乘着月色出逃,当若君千辛万苦的爬上院墙的时候,才发现她们所在的地方,仅仅是这整个院府的冰山一角,放眼望去,想若君所在的这这种高墙的院子,足足有数百个。
若君不知道这些院子里面是不是也关着和她一样的人,她没有这个功夫去关心,可是,即使她处处小心翼翼,仍旧是被人发现的行动。
很快,发现若君姐妹俩不见了之后,偌大的府院里面到处都亮起了移动的火把。
慌不择路,若君拉着双喜又躲进了那种到处都是铜镜的屋子里面。
五年来,即使已经来过很多次这种铜镜的屋子,若君还是很害怕,双喜一进来,则是直接哭了起来。
若君为了不让双喜害怕,就把双喜抱在了胸前,双手紧紧的捂住双喜的眼睛,拼尽了全力想去保护她。
可若君也是个女孩,她也害怕,她比谁都害怕,而且她还在铜镜上面看见了自己!
镜子里面,只有若君一个人,没有双喜,镜子中,若君也不是抱着双喜的,而是独自一个人,站在镜子里面看着自己。
这种诡异的场面,吓的若君只能是睁着眼睛看着镜子里面的自己,而此时,她满脑子想的都是那个答应带她出去的男子!
最终,若君的期盼换来了她想见的人,片刻之后,那个年轻男子推门进来了!
只不过……
他身后跟着一群的拿着火把的人!
若君被抓了回来,她彻底的绝望了,她绝望不是被抓回来,而是被曾经向自己承诺带她出去的男人给抓了回来。
三年之后,若君才明白这男子的真实身份,他是土商的制镜师,一个为他制造还魂镜的匠师。

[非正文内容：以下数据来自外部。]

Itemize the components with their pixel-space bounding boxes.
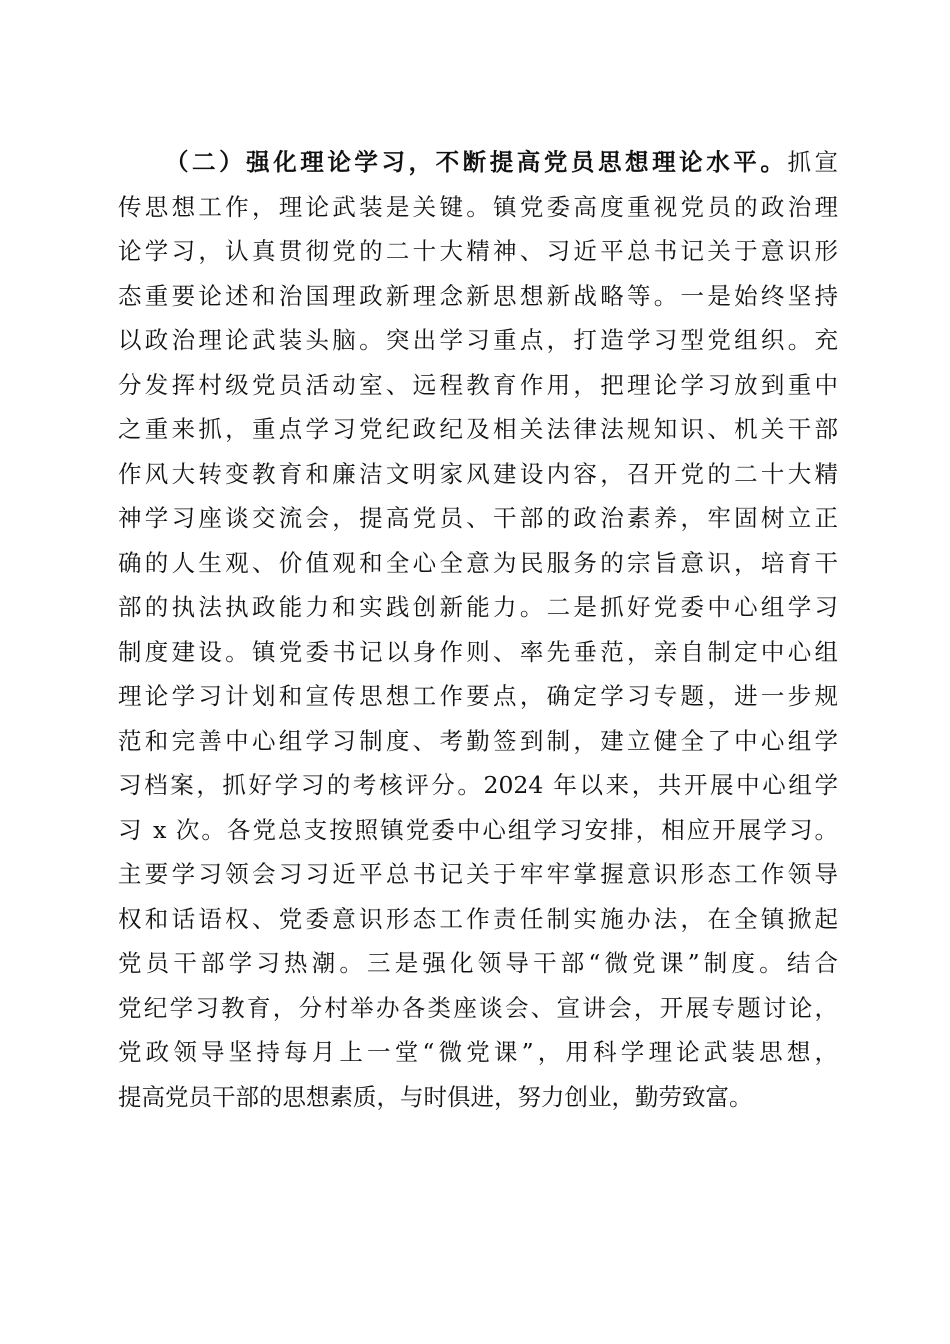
paragraph-line: 理论学习计划和宣传思想工作要点，确定学习专题，进一步规 <box>118 682 838 710</box>
section-heading: （二）强化理论学习，不断提高党员思想理论水平。 <box>165 148 788 176</box>
paragraph-line: 态重要论述和治国理政新理念新思想新战略等。一是始终坚持 <box>118 281 838 310</box>
paragraph-line-1 <box>118 140 838 185</box>
paragraph-line: 作风大转变教育和廉洁文明家风建设内容，召开党的二十大精 <box>118 459 838 488</box>
paragraph-line: 以政治理论武装头脑。突出学习重点，打造学习型党组织。充 <box>118 326 838 354</box>
paragraph-line: 之重来抓，重点学习党纪政纪及相关法律法规知识、机关干部 <box>118 415 838 443</box>
paragraph-line: 制度建设。镇党委书记以身作则、率先垂范，亲自制定中心组 <box>118 637 838 666</box>
paragraph-line: 党员干部学习热潮。三是强化领导干部“微党课”制度。结合 <box>118 949 838 977</box>
paragraph-line: 传思想工作，理论武装是关键。镇党委高度重视党员的政治理 <box>118 192 838 221</box>
paragraph-line: 党纪学习教育，分村举办各类座谈会、宣讲会，开展专题讨论， <box>118 993 838 1022</box>
paragraph-line: 神学习座谈交流会，提高党员、干部的政治素养，牢固树立正 <box>118 504 838 532</box>
paragraph-line: 部的执法执政能力和实践创新能力。二是抓好党委中心组学习 <box>118 593 838 621</box>
heading-line-tail: 抓宣 <box>787 148 838 176</box>
paragraph-line: 习 x 次。各党总支按照镇党委中心组学习安排，相应开展学习。 <box>118 815 838 844</box>
paragraph-line: 习档案，抓好学习的考核评分。2024 年以来，共开展中心组学 <box>118 771 838 799</box>
paragraph-line-last: 提高党员干部的思想素质，与时俱进，努力创业，勤劳致富。 <box>118 1082 753 1111</box>
paragraph-line: 范和完善中心组学习制度、考勤签到制，建立健全了中心组学 <box>118 726 838 755</box>
paragraph-line: 权和话语权、党委意识形态工作责任制实施办法，在全镇掀起 <box>118 904 838 933</box>
paragraph-line: 主要学习领会习习近平总书记关于牢牢掌握意识形态工作领导 <box>118 860 838 888</box>
paragraph-line: 确的人生观、价值观和全心全意为民服务的宗旨意识，培育干 <box>118 548 838 577</box>
body-paragraph <box>118 140 838 1119</box>
paragraph-line: 党政领导坚持每月上一堂“微党课”，用科学理论武装思想， <box>118 1038 838 1066</box>
paragraph-line: 分发挥村级党员活动室、远程教育作用，把理论学习放到重中 <box>118 370 838 399</box>
paragraph-line: 论学习，认真贯彻党的二十大精神、习近平总书记关于意识形 <box>118 237 838 265</box>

而那一晚,恰好也是还魂镜也铸造快要完成的时候,但是还需要最后一个步骤,而这最后一个步骤,便是需要一个自愿贡献皮肤的人,来作为铜镜的握柄,以及铜镜的反面,因为只有这样,铜镜的戾气才会被包裹起来。
而之前土商在铜镜房里面对若君做的那些,其实也是制造铜镜的一个步骤,因为铜镜会吸收怨气以及绝望,那些在在铜镜里面看到的人头攒动的影子,其实就是一个个绝望了的姑娘!
其他人都是看到了影子,只有若君一个人看到了完整的自己。
寻找真心自愿贡献自己皮肤的人,这个步骤让土商犯了难,因为如果但凡那人有一点点的不情愿,这前面所做的一切都是白费的!
若君和双喜被绑了起来,但当若君听到土商煞费苦心在找一个真心愿意贡献人皮的人时候,若君觉得,这是她救她妹妹的最后的机会!
于是乎,若君就主动提出她愿意拿她的人皮,去换她妹妹的自由。
虽然在说出这话的时候,年轻男子一直在朝若君使眼神,但是若君已经完全绝望了,她现在为一想做的事情,就是把妹妹救出去。
听见若君愿意贡献人皮,土商甚是高兴,直接就答应下来若君的要求。
尽管年轻男子一万个不愿意,可他的命压根也不在自己的手里,他只能是拿着刀去执行土商的命令。
若君被送上了执刑台,男人拿着一把锋利的弯刀,慢慢地割开若君的头皮,他的手也在颤抖,毕竟自己现在要亲手杀了自己爱的女人。
若君看着男人在流泪,她笑了,头顶的痛忽略在了这短暂的一刻爱情当中。